In a statement to the Scottish Parliament, Miss Sturgeon said the practice was “completely unacceptable” and ordered an investigation into the health board’s management culture.

“My reaction to this report is one of disappointment and considerable anger. Waiting times guarantees matter. I will not tolerate the manipulation of them,” she told MSPs.

“What angers me about NHS Lothian’s behaviour is not just that it’s a betrayal of their own patients – and it is – but it also undermines the reputation of thousands of NHS staff members across the country.”

Although the “clear majority” of patients were treated within waiting time targets, she admitted that a “significant number” were not but were excluded from the health board’s figures.

She said disciplinary proceedings are under way into what could be “serious misconduct”. The report found NHS managers put staff under pressure to find “tactical solutions” to waiting times rather than tackle the root causes.

Nicola Sturgeon is not responsible for an NHS Trust fiddling the waiting list figures. She would be responsible if she had failed to check the figures – but she ordered an external audit: if she had tried to conceal the news that a major Scottish NHS trust had been fiddling the figures; if she had tried to minimise or excuse the problem.

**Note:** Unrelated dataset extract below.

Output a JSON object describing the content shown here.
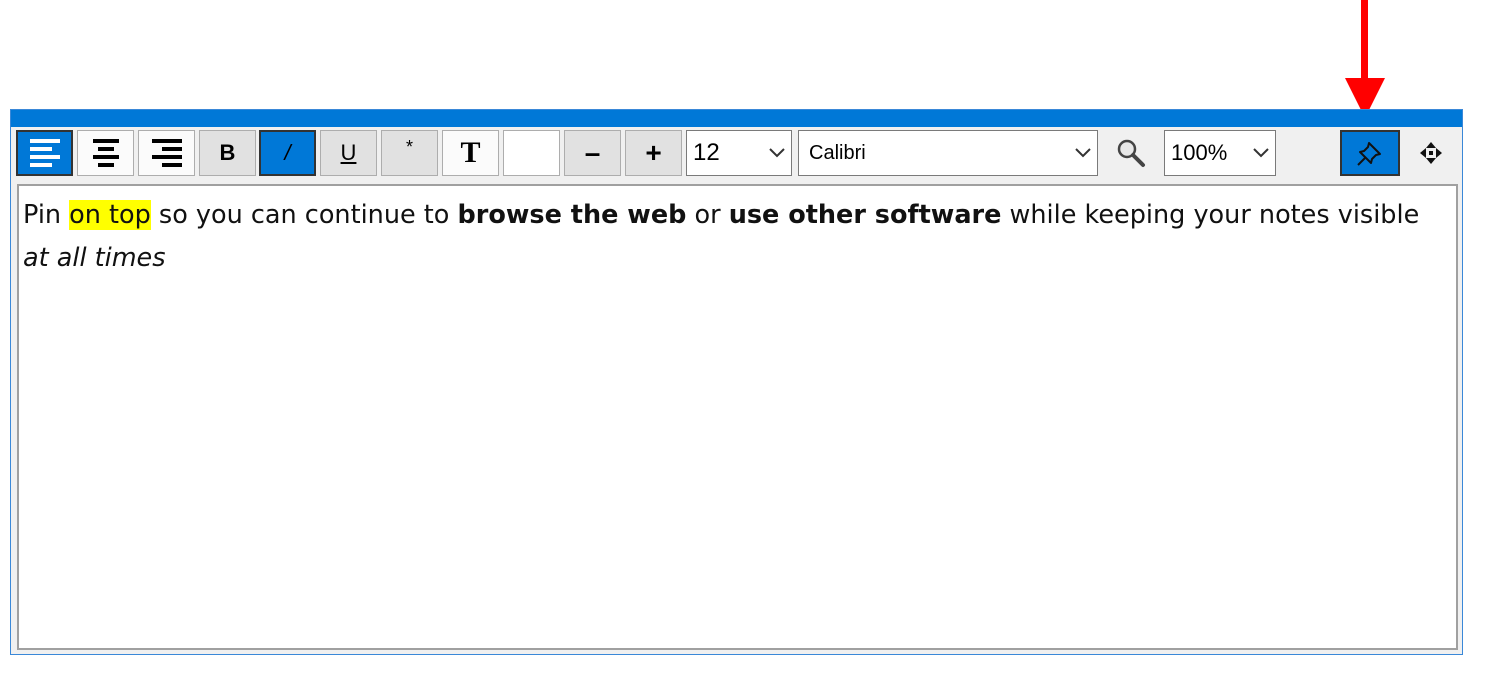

She didn’t do any of these things. It’s appalling that NHS Lothian has done this – it’s not embarrassing that Nicola Sturgeon instituted the review that found them out.

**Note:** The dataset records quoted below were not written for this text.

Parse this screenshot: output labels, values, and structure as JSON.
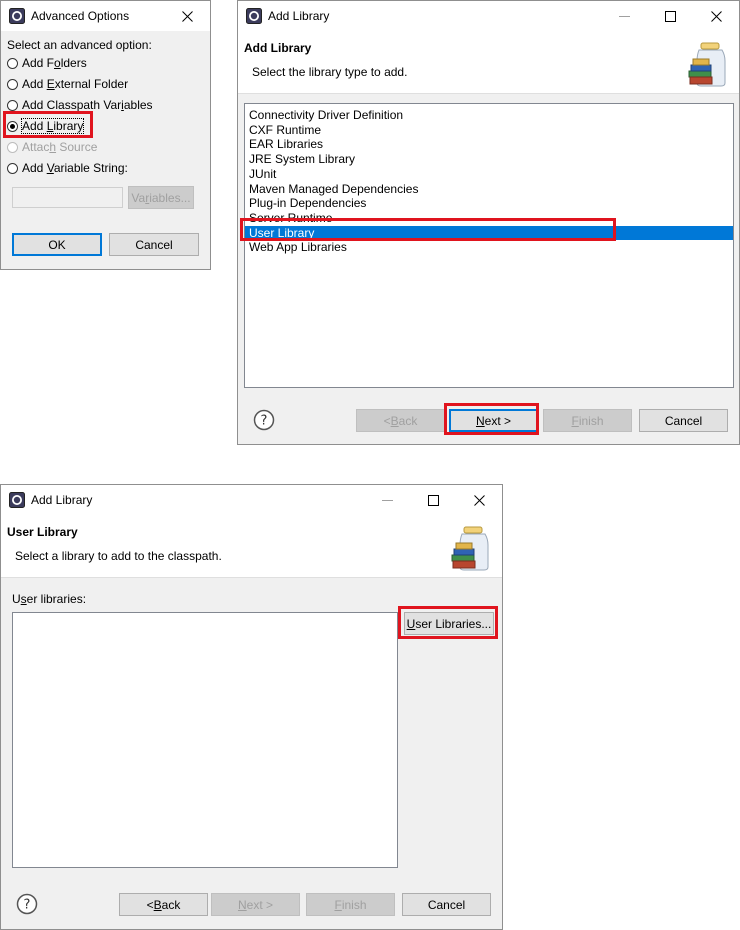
{
  "advanced_options": {
    "title": "Advanced Options",
    "prompt": "Select an advanced option:",
    "options": [
      {
        "label": "Add Folders",
        "checked": false,
        "disabled": false
      },
      {
        "label": "Add External Folder",
        "checked": false,
        "disabled": false
      },
      {
        "label": "Add Classpath Variables",
        "checked": false,
        "disabled": false
      },
      {
        "label": "Add Library",
        "checked": true,
        "disabled": false
      },
      {
        "label": "Attach Source",
        "checked": false,
        "disabled": true
      },
      {
        "label": "Add Variable String:",
        "checked": false,
        "disabled": false
      }
    ],
    "variable_input_value": "",
    "variables_button": "Variables...",
    "ok_button": "OK",
    "cancel_button": "Cancel"
  },
  "add_library_1": {
    "window_title": "Add Library",
    "banner_title": "Add Library",
    "banner_desc": "Select the library type to add.",
    "library_types": [
      "Connectivity Driver Definition",
      "CXF Runtime",
      "EAR Libraries",
      "JRE System Library",
      "JUnit",
      "Maven Managed Dependencies",
      "Plug-in Dependencies",
      "Server Runtime",
      "User Library",
      "Web App Libraries"
    ],
    "selected": "User Library",
    "back_button": "< Back",
    "next_button": "Next >",
    "finish_button": "Finish",
    "cancel_button": "Cancel"
  },
  "add_library_2": {
    "window_title": "Add Library",
    "banner_title": "User Library",
    "banner_desc": "Select a library to add to the classpath.",
    "list_label": "User libraries:",
    "user_libraries_button": "User Libraries...",
    "back_button": "< Back",
    "next_button": "Next >",
    "finish_button": "Finish",
    "cancel_button": "Cancel"
  },
  "colors": {
    "selection": "#0078d7",
    "highlight": "#e0141e"
  },
  "icons": [
    "eclipse-app-icon",
    "close-icon",
    "minimize-icon",
    "maximize-icon",
    "library-jar-icon",
    "help-icon"
  ]
}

The notion that a politician should be “embarrassed” by clearly and publicly dealing with a problem? That just encourages Cameron-style cover-ups. Which Simon Johnson appears to admire, since he decries Sturgeon’s direct and honest approach as “embarrassing”. Evidently he prefers David Cameron’s strategy of hiring crooked staff and then delaying, denying, and avoiding the serious ethical issues.

Cameron also claimed of course that he would have a debate in the House of Commons for any e-petition that got 100,000 signatures. He still hasn’t kept his word for what’s now 177,297 signatures. (200,000 before the petition closes on 16th May?) Isn’t that embarrassing, Simon Johnson? Or would it only be embarrassing if he’d kept his word and had the debate?

Scotland’s NHS remains intact and “unreformed”. Perhaps Simon Johnson was just instructed to find some means of attacking the devolved NHS. Scotland’s NHS is a control group against which the English will be able to measure the damaging results of the Tory and LibDem vote. That isn’t likely to be good for either of the anti-NHS parties by 2015.

Nothing is going to make these reforms popular.